Somerhalder’s celebrity appeal and his environmental activism made him a natural for Amazon to tap as a spokesperson for its new. “Let’s be honest. Amazon is one of the biggest companies in the world, and truly has the power to be the most transformational company on the planet. I’ve always been a huge fan of Jeff Bezos, but smart, educated, and empowered consumers will drive the world to reverse climate change. It’s not going to come from policy makers or corporations. When consumers insist that every chickpea or stalk of broccoli that they eat comes from a regenerative farm, climate change will cease to be a problem.” Amazon founder Bezos also launched a $10 billion climate change fund, points out Somerhalder.
Amazon’s Climate Pledge Friendly selection includes grocery, household, fashion, beauty, personal electronics products, and more from brands including Seventh Generation, The Honest, Company, Burt’s Bees Baby, and HP. Products are clearly labeled in shopping results, have additional sustainability information on the product page, and are featured in a dedicated section of the Amazon store.

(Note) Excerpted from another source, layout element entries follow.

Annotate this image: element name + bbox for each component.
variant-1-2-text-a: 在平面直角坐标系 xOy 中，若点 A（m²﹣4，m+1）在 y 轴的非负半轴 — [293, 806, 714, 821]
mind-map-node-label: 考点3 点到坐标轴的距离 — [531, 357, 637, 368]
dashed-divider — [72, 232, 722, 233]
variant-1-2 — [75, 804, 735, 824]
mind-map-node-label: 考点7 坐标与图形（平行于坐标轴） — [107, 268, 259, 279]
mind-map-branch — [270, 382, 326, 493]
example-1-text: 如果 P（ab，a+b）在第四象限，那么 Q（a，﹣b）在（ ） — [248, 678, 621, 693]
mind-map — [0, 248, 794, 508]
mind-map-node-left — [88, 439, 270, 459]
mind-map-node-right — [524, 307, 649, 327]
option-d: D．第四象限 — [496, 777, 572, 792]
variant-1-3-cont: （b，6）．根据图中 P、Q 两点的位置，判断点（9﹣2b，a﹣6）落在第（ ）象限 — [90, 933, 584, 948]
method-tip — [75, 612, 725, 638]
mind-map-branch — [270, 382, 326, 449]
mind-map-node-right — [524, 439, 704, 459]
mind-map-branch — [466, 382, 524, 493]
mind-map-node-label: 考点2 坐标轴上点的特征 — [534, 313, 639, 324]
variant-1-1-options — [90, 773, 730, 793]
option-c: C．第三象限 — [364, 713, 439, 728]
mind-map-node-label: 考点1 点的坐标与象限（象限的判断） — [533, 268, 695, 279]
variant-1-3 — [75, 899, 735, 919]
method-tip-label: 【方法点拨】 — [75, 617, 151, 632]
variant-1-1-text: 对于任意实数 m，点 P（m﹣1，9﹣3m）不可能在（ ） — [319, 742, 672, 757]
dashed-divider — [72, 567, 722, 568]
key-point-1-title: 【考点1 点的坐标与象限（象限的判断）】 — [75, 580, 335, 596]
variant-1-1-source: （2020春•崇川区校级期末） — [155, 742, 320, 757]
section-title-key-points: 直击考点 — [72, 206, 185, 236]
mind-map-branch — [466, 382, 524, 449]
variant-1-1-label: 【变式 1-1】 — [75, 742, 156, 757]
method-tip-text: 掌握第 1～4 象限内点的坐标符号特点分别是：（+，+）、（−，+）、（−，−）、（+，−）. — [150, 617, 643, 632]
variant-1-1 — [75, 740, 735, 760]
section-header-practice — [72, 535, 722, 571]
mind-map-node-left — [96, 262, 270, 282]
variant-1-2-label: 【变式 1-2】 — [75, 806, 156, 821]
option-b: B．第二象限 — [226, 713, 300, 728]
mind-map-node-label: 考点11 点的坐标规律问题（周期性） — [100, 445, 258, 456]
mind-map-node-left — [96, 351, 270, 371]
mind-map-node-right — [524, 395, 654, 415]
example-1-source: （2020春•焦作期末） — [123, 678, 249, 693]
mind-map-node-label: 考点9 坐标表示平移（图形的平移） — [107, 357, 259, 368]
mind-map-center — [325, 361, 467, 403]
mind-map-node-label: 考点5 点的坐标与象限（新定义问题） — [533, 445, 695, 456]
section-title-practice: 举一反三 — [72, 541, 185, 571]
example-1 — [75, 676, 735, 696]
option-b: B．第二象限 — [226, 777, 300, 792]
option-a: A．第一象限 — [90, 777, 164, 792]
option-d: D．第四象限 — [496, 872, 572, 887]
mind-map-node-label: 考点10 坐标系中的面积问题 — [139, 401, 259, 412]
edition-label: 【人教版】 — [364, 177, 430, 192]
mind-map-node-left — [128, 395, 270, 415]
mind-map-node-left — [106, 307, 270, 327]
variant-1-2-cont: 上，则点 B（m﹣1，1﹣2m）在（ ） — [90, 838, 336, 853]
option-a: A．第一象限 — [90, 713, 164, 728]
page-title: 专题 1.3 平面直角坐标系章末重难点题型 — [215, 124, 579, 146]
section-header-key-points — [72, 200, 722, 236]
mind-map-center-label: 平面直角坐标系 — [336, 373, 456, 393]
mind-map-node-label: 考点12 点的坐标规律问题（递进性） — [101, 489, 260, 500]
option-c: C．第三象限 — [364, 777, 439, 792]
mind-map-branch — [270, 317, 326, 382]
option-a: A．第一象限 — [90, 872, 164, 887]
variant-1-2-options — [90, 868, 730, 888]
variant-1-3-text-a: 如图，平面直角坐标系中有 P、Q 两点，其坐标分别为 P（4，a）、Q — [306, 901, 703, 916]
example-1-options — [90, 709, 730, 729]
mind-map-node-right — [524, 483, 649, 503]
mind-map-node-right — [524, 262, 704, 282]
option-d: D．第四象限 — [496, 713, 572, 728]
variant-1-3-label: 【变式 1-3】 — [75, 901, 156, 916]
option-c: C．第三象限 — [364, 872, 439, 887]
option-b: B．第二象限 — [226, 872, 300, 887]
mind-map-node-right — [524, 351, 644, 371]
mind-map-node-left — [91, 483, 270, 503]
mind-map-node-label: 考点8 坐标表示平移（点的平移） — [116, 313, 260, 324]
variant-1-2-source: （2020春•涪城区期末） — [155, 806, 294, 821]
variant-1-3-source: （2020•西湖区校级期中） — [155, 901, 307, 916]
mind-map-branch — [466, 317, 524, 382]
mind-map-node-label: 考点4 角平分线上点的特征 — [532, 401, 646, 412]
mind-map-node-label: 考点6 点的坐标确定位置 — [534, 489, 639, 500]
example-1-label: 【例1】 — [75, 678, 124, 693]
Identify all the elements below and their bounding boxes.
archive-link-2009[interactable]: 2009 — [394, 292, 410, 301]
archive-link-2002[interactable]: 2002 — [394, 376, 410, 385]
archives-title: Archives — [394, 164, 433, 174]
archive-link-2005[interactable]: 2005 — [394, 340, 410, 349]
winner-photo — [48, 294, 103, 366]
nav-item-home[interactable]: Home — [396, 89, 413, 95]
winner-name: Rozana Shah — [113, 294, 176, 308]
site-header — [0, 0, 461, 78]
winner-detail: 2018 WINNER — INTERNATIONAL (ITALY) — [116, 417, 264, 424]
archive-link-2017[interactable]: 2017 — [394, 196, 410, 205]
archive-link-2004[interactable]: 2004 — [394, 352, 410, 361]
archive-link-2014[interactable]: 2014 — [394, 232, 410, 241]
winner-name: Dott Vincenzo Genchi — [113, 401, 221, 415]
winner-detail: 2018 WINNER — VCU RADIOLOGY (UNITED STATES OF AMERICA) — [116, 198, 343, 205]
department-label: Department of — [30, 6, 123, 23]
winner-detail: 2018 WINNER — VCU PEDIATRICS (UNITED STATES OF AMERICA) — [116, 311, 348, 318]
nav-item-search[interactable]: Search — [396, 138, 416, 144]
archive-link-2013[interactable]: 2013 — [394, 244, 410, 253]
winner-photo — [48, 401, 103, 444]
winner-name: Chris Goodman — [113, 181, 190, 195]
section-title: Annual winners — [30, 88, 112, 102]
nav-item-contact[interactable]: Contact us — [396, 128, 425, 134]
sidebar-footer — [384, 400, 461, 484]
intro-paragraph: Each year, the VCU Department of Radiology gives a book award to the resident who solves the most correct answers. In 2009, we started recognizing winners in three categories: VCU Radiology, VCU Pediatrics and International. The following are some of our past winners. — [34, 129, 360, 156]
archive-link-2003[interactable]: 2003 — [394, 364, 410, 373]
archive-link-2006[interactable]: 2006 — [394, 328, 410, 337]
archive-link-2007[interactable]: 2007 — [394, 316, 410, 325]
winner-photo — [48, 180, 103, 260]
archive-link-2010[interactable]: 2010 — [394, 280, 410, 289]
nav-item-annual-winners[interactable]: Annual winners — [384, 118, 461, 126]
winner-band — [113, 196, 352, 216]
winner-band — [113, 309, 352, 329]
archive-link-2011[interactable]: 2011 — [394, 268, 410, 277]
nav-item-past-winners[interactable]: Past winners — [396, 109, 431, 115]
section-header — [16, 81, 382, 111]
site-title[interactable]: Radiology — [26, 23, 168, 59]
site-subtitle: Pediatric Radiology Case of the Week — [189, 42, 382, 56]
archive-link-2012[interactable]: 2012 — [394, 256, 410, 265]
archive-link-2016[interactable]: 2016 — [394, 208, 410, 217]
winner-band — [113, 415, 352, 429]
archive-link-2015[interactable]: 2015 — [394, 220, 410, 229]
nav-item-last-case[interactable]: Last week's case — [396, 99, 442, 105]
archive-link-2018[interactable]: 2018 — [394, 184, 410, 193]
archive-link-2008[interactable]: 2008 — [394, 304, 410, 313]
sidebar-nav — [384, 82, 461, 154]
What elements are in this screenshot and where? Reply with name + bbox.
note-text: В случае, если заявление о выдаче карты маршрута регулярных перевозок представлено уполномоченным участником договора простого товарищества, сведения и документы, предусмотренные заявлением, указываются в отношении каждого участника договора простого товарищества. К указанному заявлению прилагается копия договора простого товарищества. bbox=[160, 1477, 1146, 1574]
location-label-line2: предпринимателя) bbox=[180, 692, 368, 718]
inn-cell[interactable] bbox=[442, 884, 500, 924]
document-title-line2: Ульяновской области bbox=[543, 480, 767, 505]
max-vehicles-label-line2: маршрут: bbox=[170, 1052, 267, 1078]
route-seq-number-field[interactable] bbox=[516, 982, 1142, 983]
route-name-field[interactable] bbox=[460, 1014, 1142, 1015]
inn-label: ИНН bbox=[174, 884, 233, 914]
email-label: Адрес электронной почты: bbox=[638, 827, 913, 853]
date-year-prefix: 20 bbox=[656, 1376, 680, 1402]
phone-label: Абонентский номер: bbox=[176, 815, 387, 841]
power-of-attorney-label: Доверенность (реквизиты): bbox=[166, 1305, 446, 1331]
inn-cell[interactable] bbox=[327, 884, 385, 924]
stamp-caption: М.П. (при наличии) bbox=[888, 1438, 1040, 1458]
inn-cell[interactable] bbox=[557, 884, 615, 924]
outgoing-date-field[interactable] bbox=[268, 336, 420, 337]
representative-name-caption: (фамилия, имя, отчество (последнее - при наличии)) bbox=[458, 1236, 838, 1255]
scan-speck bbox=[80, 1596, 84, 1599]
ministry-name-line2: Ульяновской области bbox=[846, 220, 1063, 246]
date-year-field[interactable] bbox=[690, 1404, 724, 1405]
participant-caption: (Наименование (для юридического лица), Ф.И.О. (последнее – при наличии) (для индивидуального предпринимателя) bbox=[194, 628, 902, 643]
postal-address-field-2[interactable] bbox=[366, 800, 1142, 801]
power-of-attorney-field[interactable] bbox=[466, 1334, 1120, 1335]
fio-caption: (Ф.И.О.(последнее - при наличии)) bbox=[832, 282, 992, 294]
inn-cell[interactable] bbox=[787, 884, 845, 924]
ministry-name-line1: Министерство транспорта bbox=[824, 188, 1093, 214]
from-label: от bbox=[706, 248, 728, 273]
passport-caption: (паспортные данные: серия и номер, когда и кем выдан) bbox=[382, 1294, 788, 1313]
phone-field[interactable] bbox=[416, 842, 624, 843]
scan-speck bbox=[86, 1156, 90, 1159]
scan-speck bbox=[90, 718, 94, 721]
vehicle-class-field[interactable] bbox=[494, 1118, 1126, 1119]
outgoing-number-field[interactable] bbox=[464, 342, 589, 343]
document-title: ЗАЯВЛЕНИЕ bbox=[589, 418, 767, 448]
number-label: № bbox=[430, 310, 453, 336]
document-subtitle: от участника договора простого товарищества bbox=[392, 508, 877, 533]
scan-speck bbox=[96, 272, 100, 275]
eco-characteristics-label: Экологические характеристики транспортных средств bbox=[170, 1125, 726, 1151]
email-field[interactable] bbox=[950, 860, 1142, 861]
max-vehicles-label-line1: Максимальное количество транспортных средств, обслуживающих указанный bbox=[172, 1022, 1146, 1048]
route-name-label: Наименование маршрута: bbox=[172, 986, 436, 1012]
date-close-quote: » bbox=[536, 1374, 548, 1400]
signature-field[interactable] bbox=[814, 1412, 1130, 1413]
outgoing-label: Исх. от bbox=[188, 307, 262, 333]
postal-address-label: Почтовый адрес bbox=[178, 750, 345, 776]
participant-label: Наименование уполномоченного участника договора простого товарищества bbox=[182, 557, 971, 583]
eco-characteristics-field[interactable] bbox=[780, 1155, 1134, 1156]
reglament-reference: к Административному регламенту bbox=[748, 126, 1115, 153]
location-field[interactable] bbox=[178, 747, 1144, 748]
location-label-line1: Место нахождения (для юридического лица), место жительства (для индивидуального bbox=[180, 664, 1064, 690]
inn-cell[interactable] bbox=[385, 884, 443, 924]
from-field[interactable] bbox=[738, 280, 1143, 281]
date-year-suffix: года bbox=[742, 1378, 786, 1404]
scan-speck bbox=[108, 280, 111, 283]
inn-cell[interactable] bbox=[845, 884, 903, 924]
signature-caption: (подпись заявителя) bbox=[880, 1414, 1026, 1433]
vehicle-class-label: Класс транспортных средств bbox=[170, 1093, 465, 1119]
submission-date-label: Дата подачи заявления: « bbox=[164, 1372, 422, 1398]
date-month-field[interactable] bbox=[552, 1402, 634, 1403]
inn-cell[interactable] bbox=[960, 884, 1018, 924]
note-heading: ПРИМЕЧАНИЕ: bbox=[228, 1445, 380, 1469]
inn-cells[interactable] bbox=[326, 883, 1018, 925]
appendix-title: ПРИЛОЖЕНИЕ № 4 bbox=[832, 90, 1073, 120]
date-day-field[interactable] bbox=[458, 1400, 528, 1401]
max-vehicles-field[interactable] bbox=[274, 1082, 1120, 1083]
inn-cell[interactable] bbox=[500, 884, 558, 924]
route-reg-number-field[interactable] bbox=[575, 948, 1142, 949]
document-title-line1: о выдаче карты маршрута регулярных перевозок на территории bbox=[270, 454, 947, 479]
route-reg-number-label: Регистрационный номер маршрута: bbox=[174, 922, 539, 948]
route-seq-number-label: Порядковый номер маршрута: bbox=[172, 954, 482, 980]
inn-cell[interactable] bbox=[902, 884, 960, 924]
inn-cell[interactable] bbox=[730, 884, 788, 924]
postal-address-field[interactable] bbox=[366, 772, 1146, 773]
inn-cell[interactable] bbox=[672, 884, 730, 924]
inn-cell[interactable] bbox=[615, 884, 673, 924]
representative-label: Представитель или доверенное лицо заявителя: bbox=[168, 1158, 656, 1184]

Both Amazon and Somerhalder recognize that sustainability often comes with a price. “It creates a socio-economic divide,” says Somerhalder. “I grew up very poor in Southeastern Louisiana. We had everything we needed, but a lot of people can’t afford organic. We need to move to a space where everyone can. How do you do that at scale? With programs like these, prices fall precipitously for the consumer, and farmers continue to make more money. Building farmer prosperity while producing oxygen and sequestering enormous amounts of carbon is the way of the future.”
“These certifications became incredibly problematic in the organic space because you could also start to buy them. Amazon is addressing 19 certifications, allowing for a very wide range of products that fall into those categories. I’m excited to be a part of this with Amazon because these certifications have meaning. There’s an understanding behind them, and they’re designed ultimately to give a consumer more choices while giving producers, retailers, and wholesalers an opportunity to actually flourish.
So besides shopping at Amazon, does Somerhalder have any other advice for aspiring eco-warriors? “It’s as simple as turning off the lights when you leave the house,” he recommends. “The dog does not have to watch television while you’re gone all day. When you’re brushing your teeth, turn the water off. We can save up to 600 million gallons or so a day in the United States, just by people being more mindful when brushing their teeth or when shaving. Unplug appliances that are pulling a little bit of power when not in use. It may not seem like much, but at scale, that makes a huge difference. Buy organic as much as you can. Drive a more fuel-efficient car. Lean away from companies that are using virgin plastics. Shop local. The amount of carbon you save, the number of preservatives and chemicals that you keep out of the food chain can be enormous. Make sure that you and your community are recycling.”
“Every dollar we spend is a hard-earned dollar,” says Somerhalder. “Smart, empowered, conscious consumerism will change the global climate crisis. When we leave our home, we have the power to vote with that dollar. What companies are we going to spend our money on? Are those companies good stewards of the environment, up and down their supply chain? Do they do their best at taking care of their people and the planet around them? When big corporations feel the pinch, things will change. The future of business is a triple bottom line: people, planet, and profit.”